Maryland plans to eliminate written-response questions from its high school exit exams to address long-standing complaints about how slowly test results are processed, state education officials said yesterday.Written responses have to be graded by humans, which means you have to pay humans, which means more money.
Beginning in May 2009, the Maryland school system will phase out "brief constructed responses" and "extended constructed responses" -- questions requiring a short or long written answer -- from its four tests covering algebra, English, biology and government, said Ronald A. Peiffer, the state's deputy superintendent for academic policy.
Eliminating those questions will allow the state to process test results up to four weeks faster than before, Peiffer said....
The move to a pure multiple-choice format addresses complaints from school systems about how long the tests take to be processed.Written-response questions take much longer to grade than multiple-choice questions because they have to be evaluated by humans, not computers.Some jurisdictions did not find out how their students had done on the High School Assessments until after the school year had begun, making it difficult to home in on students who need extra help to pass the tests.

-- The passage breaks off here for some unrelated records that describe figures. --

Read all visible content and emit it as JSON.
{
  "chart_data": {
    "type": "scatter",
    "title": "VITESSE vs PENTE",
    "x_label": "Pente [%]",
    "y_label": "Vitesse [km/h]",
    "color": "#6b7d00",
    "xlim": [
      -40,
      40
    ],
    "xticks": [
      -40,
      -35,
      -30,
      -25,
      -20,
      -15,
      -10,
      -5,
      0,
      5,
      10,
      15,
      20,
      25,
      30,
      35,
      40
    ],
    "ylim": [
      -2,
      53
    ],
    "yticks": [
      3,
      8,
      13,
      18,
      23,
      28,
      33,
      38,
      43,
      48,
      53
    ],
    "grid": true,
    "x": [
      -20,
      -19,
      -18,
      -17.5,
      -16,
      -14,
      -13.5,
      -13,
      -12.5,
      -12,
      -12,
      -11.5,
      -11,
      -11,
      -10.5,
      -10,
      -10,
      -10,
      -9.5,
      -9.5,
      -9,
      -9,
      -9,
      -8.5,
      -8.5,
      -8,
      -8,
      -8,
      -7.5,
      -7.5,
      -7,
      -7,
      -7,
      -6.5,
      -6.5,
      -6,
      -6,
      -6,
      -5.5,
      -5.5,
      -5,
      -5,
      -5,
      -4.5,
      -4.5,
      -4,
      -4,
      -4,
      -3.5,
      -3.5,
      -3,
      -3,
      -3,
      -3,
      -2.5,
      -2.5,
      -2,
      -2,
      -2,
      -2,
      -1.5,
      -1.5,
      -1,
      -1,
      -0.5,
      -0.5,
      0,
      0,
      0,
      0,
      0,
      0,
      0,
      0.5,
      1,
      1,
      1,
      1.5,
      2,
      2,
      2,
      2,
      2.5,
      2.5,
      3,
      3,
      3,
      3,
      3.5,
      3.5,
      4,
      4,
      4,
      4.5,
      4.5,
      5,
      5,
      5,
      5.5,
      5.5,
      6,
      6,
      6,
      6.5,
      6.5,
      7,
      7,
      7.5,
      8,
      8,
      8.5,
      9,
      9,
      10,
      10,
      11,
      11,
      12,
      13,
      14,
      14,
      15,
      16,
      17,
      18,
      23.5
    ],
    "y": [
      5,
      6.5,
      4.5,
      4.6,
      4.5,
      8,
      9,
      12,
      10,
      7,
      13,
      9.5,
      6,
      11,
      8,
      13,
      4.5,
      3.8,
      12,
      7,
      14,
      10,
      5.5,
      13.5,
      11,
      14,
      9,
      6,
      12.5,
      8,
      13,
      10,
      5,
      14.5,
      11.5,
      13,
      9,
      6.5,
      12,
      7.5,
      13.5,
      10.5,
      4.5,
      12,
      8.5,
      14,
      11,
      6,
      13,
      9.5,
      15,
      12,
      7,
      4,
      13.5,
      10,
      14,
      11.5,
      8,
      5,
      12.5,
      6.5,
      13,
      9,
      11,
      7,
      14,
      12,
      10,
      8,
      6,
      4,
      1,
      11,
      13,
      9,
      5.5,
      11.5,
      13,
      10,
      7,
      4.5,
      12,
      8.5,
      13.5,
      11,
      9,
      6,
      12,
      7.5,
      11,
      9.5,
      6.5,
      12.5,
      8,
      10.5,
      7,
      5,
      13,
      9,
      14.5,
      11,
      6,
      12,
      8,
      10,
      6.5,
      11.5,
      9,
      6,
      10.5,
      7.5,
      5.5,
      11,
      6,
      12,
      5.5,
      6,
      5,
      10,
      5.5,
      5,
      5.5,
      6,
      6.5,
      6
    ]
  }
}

Yes, hand grading takes more time, and given that the exams are usually administered late in the academic year, there is a rational concern about the fact that grades are delivered later, which does present a problem. But here is a thought, why not administer the tests a little earlier in the year?
The material in the HSAs is geared to a 10th grade level. Students can take the test multiple times in order to pass. According to this flyer regarding the HSA, the tests for each subject (English, government, biology and algebra) are given at the end of each class, not in the senior year. So why not given the exam earlier in the year, or I don't know, require biology, government and algebra of all ninth graders. English could be given at the end of 10th grade. Sounds like a smarter idea, then students have three years (or two in the case of English) to pass the exam. Schedule retests to occur in say October and February of each year and first time tests in the normal course of time.
Of course, retests cost money and that is the real problem here. Maryland wants its kids to graduate, of course, they just don't want to spend the necessary amount of money to make sure they actually know what they should and have the basic skills necessary to succeed later, whether in college or in the workplace. Written communications skills are just one such skill area that is necessary.